Эрнст Генри отлично понимал побудительные мотивы Эренбурга. Он понимал, что сталинскую систему Эренбург принял не ради собственного «выживания» — он мог великолепно устроить свою судьбу и без России. Эренбург принял сталинскую систему потому, что фашизму никто не сумел бы дать смертельный отпор, кроме России, сколько бы лет Англия и Америка ни вели войну с германским нацизмом. И он, как мы видим, не ошибся. Мало кто отдавал себе отчет в том, что Гитлер устремится на восток. Мало кто читал внимательно «Мою борьбу». Читал ли ее Сталин? Или доверился референтам, философам, идеологам?
Старый коминтерновец ценил Эренбурга за умение предвидеть ход мировых событий и стремление не допустить распространение нацизма в Европе. Сталин испортил обедню тем, кто в молодости надеялся на возможность переустройства общества. Он возвратил их на грешную землю, показал, чего стоят коммунистические иллюзии, с помощью насилия и психологического давления извратил нравственную природу целых поколений, однако служить обедню с Гитлером такие, как Эрнст Генри, не могли, несмотря на их дурные качества.

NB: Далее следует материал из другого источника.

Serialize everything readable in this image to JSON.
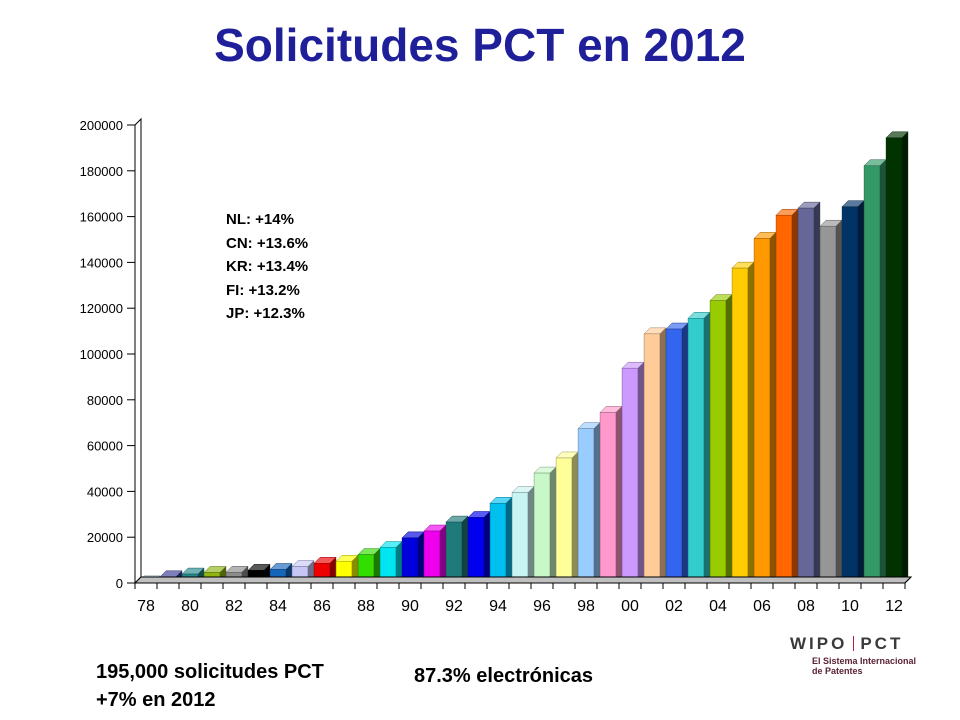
{
  "slide": {
    "title": "Solicitudes PCT en 2012",
    "annotations": [
      "NL: +14%",
      "CN: +13.6%",
      "KR: +13.4%",
      "FI: +13.2%",
      "JP: +12.3%"
    ],
    "footer_left": [
      "195,000 solicitudes PCT",
      "+7% en 2012"
    ],
    "footer_mid": "87.3% electrónicas",
    "logo_wipo": "WIPO",
    "logo_pct": "PCT",
    "logo_sub": [
      "El Sistema Internacional",
      "de Patentes"
    ]
  },
  "chart_data": {
    "type": "bar",
    "title": "",
    "xlabel": "",
    "ylabel": "",
    "ylim": [
      0,
      200000
    ],
    "yticks": [
      0,
      20000,
      40000,
      60000,
      80000,
      100000,
      120000,
      140000,
      160000,
      180000,
      200000
    ],
    "xtick_labels": [
      "78",
      "80",
      "82",
      "84",
      "86",
      "88",
      "90",
      "92",
      "94",
      "96",
      "98",
      "00",
      "02",
      "04",
      "06",
      "08",
      "10",
      "12"
    ],
    "categories": [
      "1978",
      "1979",
      "1980",
      "1981",
      "1982",
      "1983",
      "1984",
      "1985",
      "1986",
      "1987",
      "1988",
      "1989",
      "1990",
      "1991",
      "1992",
      "1993",
      "1994",
      "1995",
      "1996",
      "1997",
      "1998",
      "1999",
      "2000",
      "2001",
      "2002",
      "2003",
      "2004",
      "2005",
      "2006",
      "2007",
      "2008",
      "2009",
      "2010",
      "2011",
      "2012"
    ],
    "values": [
      500,
      2700,
      3900,
      4600,
      4700,
      5500,
      5900,
      7200,
      8600,
      9500,
      12400,
      15500,
      19700,
      22700,
      26600,
      28600,
      34800,
      39500,
      48000,
      54600,
      67400,
      74500,
      93800,
      108800,
      110900,
      115600,
      123300,
      137500,
      150500,
      160600,
      163700,
      155800,
      164300,
      182200,
      194400
    ],
    "colors": [
      "#b8d4e8",
      "#3a3a96",
      "#22888a",
      "#8fb512",
      "#8c8c8c",
      "#000000",
      "#1466bb",
      "#c7c7f7",
      "#ee0000",
      "#ffff00",
      "#33dd00",
      "#00e5f0",
      "#0000dd",
      "#ee00ee",
      "#1f7a7a",
      "#0000ee",
      "#00c0f0",
      "#c8f4f4",
      "#c8f8c8",
      "#ffff99",
      "#99ccff",
      "#ff99cc",
      "#cc99ff",
      "#ffcc99",
      "#3366ee",
      "#33cccc",
      "#99cc00",
      "#ffcc00",
      "#ff9900",
      "#ff6600",
      "#666699",
      "#969696",
      "#003366",
      "#339966",
      "#003300"
    ]
  }
}
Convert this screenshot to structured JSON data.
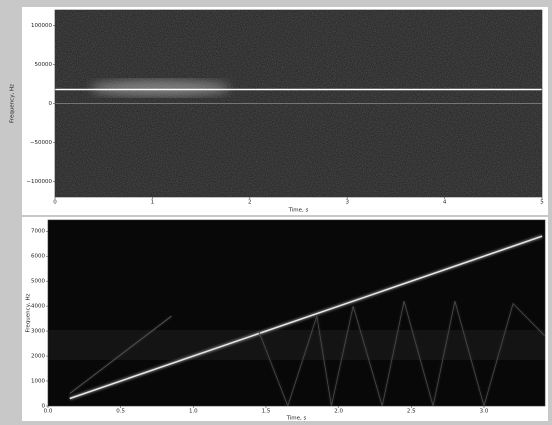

На другой день, пока Бабушкин еще не успел приступить к лекции, я спросил соседку, которую звали Женей:
— Ты действительно любишь Эренбурга?
— А ты разве его не любишь?
— Люблю.
— Отчего не написал?
— Откуда ты знаешь, что не написал?
— Подглядела, да и ты подглядывал. Я заметила. Ты еще, наверное, и наврал. Не похож ты на любителя Тургенева и Чехова.
— А на кого я похож?
— Не знаю. На любителя Чехова и Тургенева ты не похож. Зачем врешь? Написал бы правду: люблю Шекспира и Толстого, а больше других Лермонтова и Достоевского.
— Я вру, чтобы не приставали.
Женя внимательно на меня посмотрела:
— А я люблю «Падение Парижа». И сам Париж люблю. У меня снимки есть Нотр-Дам-де-Пари и улицы Лаффит, с которой открывается вид на белоснежную Сакре-Кёр. Ах, Париж! Недостижимая мечта. Есть поговорка: увидеть Неаполь и умереть. А у меня другая поговорка: увидеть Париж и умереть!
— Ты, часом, не космополитка?
Она вздрогнула и опять посмотрела мне прямо в глаза внимательно.
— Ты против космополитов? Ты же не комсомолец.
— Я не за и не против. Я не хочу, чтобы ко мне приставали и полоскали на собраниях. Нет ли у тебя альбома Эренбурга с парижскими фотографиями — синенький такой, продолговатый? — спросил я, переключив беседу на менее опасную тему и одновременно осаживая ее, чтобы не зазнавалась особенно.
— Есть, — с оттенком непонятной горечи ответила она. — Приходи в гости — покажу. Я каждый день мечтаю о Париже. Я навеки влюбилась в эту чужую страну. Я обожаю импрессионистов и вообще все, что связано с Францией.
Ничего себе! Томская француженка! А вдруг она действительно француженка?!
— Нет, я не француженка, — сказала Женя и в третий раз внимательно посмотрела на меня.
— Но тогда ты колдунья — чародейка!
Бабушкин дробно постучал карандашом по столу:
— Ну-ка на последней парте…
Позже, через много лет, поразило текстуальное совпадение эренбурговских и Жениных признаний. Я тоже любил Париж. Как не любить! Но больше я любил французский Резистанс и роман «Юность и зрелость короля Генриха IV», однако не до такой степени, чтобы каждый день мечтать о Париже, который стоил мессы.